Chinoiserie

This photo was taken at a restaurant near National Taiwan Normal University. The restaurant, as you can see, is decorated like Shanghai from the early 1900's. It is so beautiful. The artwork is all reproductions of advertisements from the period - for cigarettes, milk, etc. The furniture clearly reflects what was a colonial presence in the city at the time with a French concession, Portuguese, American, British, and so on. Black Jazz musicians were brought to the city to play in the clubs.

Friday, July 16, 2010

Main Station Mania


Taipei Main Station fascinates and scares me. This is the hub of the subway, or MRT, in Taipei, as well as the primary bus station and regular and high speed train stations for Taipei. All of this is connected in one enormous maze. Additionally, there are 3 (!) shopping malls that spur off from Main Station like the arms of a hurricane. There are at least 12 ways to exit the MRT, at least 4 floors, and



an incomprehensible document mapping all of this.









The underground shopping malls connected to Main Station are chock full of cheap consumer goods of almost every type. Their main advantage is they are, well, underground. To wander here is to avoid the humidity, rain, heat, and sun that form Taipei's weather. And they are connected to the MRT - so they are convenient. These malls are full of 'crap' - inexpensive clothes, bags, sunglasses, and wallets.




There are piles and shelves of shoes - knock off Converse in every color; sandals with fringe and baubles, heels that shimmer with plastic coating, flip flop style shoes with fake flowers attached between the toes...








You will eventually get caught in a rain storm in Taipei, and in the underground mall you can acquire umbrellas of every color, style, and size - sun shades with UV protection and rain umbrellas with teflon. Especially 'girly' ones with ruffles around the edges, or your masculine dark plaid.





You can buy stickers galore, books, play games, have a fortune teller read your fate, DVDs and video games, and one of my favorites -every sort of hair clip and barrette you have ever seen. They are all really sparkly - bedazzled with rhinestones, flowers, bows, etc. There are also, of course, food stores. They sell some kind of bun down there that smells vaguely like Cinnabon, but worse, and just like Cinnabon, I think they pump it through the air vents in the entire mall so you can smell it miles away from the actual store.

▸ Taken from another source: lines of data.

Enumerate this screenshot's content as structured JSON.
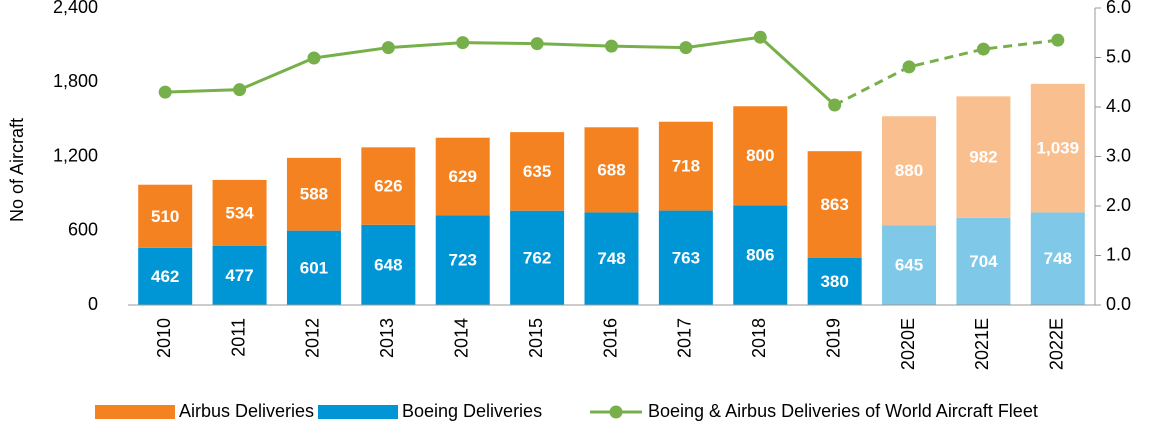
{
  "chart_data": {
    "type": "bar",
    "y_label": "No of Aircraft",
    "categories": [
      "2010",
      "2011",
      "2012",
      "2013",
      "2014",
      "2015",
      "2016",
      "2017",
      "2018",
      "2019",
      "2020E",
      "2021E",
      "2022E"
    ],
    "forecast_from": "2020E",
    "series": [
      {
        "name": "Airbus Deliveries",
        "color": "#f58220",
        "forecast_color": "#f9bf8f",
        "values": [
          510,
          534,
          588,
          626,
          629,
          635,
          688,
          718,
          800,
          863,
          880,
          982,
          1039
        ],
        "value_labels": [
          "510",
          "534",
          "588",
          "626",
          "629",
          "635",
          "688",
          "718",
          "800",
          "863",
          "880",
          "982",
          "1,039"
        ]
      },
      {
        "name": "Boeing Deliveries",
        "color": "#0096d6",
        "forecast_color": "#7fc8e8",
        "values": [
          462,
          477,
          601,
          648,
          723,
          762,
          748,
          763,
          806,
          380,
          645,
          704,
          748
        ]
      },
      {
        "name": "Boeing & Airbus Deliveries of World Aircraft Fleet",
        "color": "#77b04b",
        "axis": "y2",
        "line": true,
        "values": [
          4.3,
          4.35,
          4.99,
          5.2,
          5.3,
          5.28,
          5.23,
          5.2,
          5.41,
          4.04,
          4.81,
          5.17,
          5.35
        ]
      }
    ],
    "stack_order": [
      "Boeing Deliveries",
      "Airbus Deliveries"
    ],
    "ylim": [
      0,
      2400
    ],
    "yticks": [
      0,
      600,
      {
        "value": 1200,
        "label": "1,200"
      },
      {
        "value": 1800,
        "label": "1,800"
      },
      {
        "value": 2400,
        "label": "2,400"
      }
    ],
    "y2lim": [
      0,
      6
    ],
    "y2ticks": [
      {
        "value": 0,
        "label": "0.0"
      },
      {
        "value": 1,
        "label": "1.0"
      },
      {
        "value": 2,
        "label": "2.0"
      },
      {
        "value": 3,
        "label": "3.0"
      },
      {
        "value": 4,
        "label": "4.0"
      },
      {
        "value": 5,
        "label": "5.0"
      },
      {
        "value": 6,
        "label": "6.0"
      }
    ],
    "legend": "bottom"
  }
}
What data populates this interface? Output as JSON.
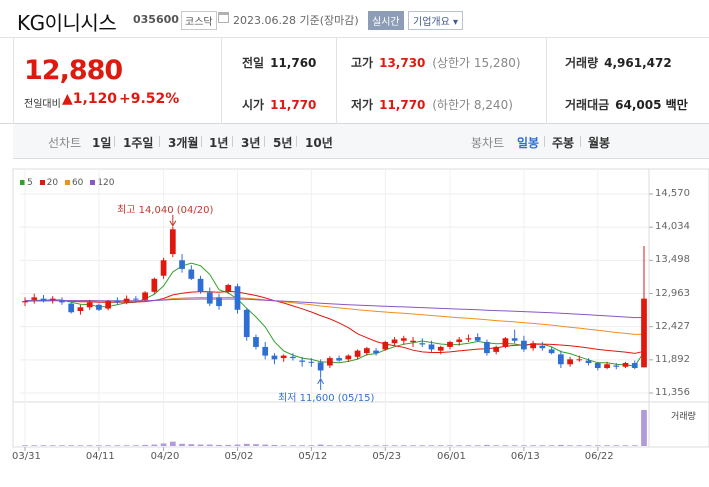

The shoe stores down there are irresistible to me because it is rare to find something over $10 US. This kind of shoe pile seems to draw me in like some people are drawn to beautiful women, new techno-gadgets, or fried chicken. Its like I HAVE to look. There is always the promise of some cheap-o shoe that is simply perfect - a must have.



The reality of the shoe stores all over Taipei is that they are mostly full of shoes I think look pretty (sometimes) on display, but that I would not actually want to wear. Consider the trend in shoes and hair baubles the same - the frillier and more sparkles you can add to it, the more desirable it becomes.



Or sometimes, the shoes are just plain ugly.













So, despite the fact that I cannot help but look at the display of cheap-o shoe hedonism, I rarely actually buy any cheap-o shoes. They are mostly so useless as to be better to look at than to try to wear - much less on the streets of this city.